She is absolutely OBSESSED with these books. I think they go on to poetry when the winter break ends. I'm anxious to see how that goes.

Anonymous said...

How about Catcher in the Rye or One Flew Over the Cookoo's Nest or Brave New World? Something "alternative," if you will, not necessarily part of the canon, but still great literature.

Katie said...

For me, it was definitely the teachers that made me love or hate a book. My freshman year, I was introduced to Shakespeare (Romeo & Juliet) and Dickens (A Tale of Two Cities). I loved both, wholeheartedly - taught to me by a teacher I ADORED. Sophomore year, I skimmed through To Kill a Mockingbird, A Separate Peace, and Les Miserables and felt apathetic about all of them... my teacher was horrible - in her 60s, sick of high school kids, and just biding her time until she could retire.

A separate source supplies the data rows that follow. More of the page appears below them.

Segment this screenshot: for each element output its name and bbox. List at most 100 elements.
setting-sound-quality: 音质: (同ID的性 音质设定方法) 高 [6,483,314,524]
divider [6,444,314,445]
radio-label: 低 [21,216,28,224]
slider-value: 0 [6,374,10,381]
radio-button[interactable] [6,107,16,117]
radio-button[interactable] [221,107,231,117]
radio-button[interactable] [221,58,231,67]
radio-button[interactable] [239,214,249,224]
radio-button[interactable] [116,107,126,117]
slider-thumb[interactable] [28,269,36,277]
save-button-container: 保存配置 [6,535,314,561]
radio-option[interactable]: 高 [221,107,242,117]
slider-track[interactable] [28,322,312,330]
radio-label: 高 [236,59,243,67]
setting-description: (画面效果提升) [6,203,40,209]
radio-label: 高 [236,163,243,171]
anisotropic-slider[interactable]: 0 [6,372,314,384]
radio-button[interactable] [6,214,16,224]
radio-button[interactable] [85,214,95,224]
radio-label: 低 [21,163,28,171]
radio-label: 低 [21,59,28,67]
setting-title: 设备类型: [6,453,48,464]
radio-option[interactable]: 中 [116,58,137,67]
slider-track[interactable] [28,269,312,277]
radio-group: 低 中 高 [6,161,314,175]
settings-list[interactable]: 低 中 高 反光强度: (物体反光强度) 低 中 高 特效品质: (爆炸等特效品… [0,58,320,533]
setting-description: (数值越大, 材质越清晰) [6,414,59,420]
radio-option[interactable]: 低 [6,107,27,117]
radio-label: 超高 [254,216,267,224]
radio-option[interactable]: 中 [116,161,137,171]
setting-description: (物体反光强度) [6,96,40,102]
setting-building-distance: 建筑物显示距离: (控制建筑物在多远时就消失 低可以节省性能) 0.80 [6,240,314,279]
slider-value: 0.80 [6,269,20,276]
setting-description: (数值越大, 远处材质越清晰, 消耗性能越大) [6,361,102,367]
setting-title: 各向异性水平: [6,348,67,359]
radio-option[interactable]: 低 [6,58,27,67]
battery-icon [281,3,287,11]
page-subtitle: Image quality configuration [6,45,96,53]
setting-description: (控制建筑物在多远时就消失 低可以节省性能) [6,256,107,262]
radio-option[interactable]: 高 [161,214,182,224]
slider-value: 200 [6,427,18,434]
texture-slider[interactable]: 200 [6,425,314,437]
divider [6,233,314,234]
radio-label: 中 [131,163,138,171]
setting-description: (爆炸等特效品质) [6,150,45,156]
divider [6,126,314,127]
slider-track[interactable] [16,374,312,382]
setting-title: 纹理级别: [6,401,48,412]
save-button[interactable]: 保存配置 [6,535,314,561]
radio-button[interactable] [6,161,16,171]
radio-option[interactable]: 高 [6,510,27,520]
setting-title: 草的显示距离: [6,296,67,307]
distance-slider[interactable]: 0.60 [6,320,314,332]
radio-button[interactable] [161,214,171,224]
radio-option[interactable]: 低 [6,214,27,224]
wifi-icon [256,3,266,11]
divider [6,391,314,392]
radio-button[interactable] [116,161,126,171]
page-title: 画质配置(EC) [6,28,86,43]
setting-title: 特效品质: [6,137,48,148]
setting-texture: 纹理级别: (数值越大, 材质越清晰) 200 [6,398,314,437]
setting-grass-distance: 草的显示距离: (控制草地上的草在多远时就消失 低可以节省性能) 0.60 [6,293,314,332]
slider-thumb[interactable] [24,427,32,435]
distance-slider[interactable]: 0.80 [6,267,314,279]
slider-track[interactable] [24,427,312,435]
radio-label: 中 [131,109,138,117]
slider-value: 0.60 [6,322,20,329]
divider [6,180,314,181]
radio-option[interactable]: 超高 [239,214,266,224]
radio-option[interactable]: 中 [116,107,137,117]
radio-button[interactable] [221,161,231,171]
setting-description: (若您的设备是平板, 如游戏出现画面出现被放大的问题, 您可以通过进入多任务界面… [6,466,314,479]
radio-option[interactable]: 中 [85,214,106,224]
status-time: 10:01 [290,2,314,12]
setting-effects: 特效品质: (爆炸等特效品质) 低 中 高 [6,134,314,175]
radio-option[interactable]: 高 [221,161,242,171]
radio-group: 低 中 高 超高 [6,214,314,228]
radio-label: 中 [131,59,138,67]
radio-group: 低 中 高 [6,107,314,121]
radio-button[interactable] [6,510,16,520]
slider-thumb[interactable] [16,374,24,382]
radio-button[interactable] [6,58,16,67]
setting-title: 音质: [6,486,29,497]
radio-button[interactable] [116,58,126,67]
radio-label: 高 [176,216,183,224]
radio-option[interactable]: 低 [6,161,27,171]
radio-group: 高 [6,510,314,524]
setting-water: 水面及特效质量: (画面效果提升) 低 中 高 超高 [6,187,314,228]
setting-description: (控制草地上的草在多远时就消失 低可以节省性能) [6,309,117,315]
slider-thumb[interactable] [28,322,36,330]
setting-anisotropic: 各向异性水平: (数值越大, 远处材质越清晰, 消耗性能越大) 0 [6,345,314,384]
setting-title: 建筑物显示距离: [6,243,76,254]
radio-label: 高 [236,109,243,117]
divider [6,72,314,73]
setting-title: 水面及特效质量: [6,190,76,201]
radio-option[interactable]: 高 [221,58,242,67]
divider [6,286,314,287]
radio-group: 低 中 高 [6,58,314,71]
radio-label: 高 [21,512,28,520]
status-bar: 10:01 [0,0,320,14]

Junior year, I had another wonderful teacher (but can't really remember what we read). Senior year (AP English), our teacher let us read what we wanted in a sense, but the books had to be approved by him. They had to meet a certain literary criteria. We also read a lot of essays, which I enjoyed - but again, it was a great teacher.

I later read To Kill a Mockingbird (a couple of years ago) and it's one of my favorite books. I think if a teacher can tell you why THEY love the book (and also why you should at the very least have a strong opinion about the book), you're much more likely to be engaged in reading and learning. I also think that the idea of art as a means of social change is under-taught in schools. You're told to read all of these books but you should also be told WHY you're supposed to read them - how they fit into history, how they tell a greater story than what's written on the page. I didn't really get any of that until college - in high school, you don't get a lot of "why," you just get a lot of "do."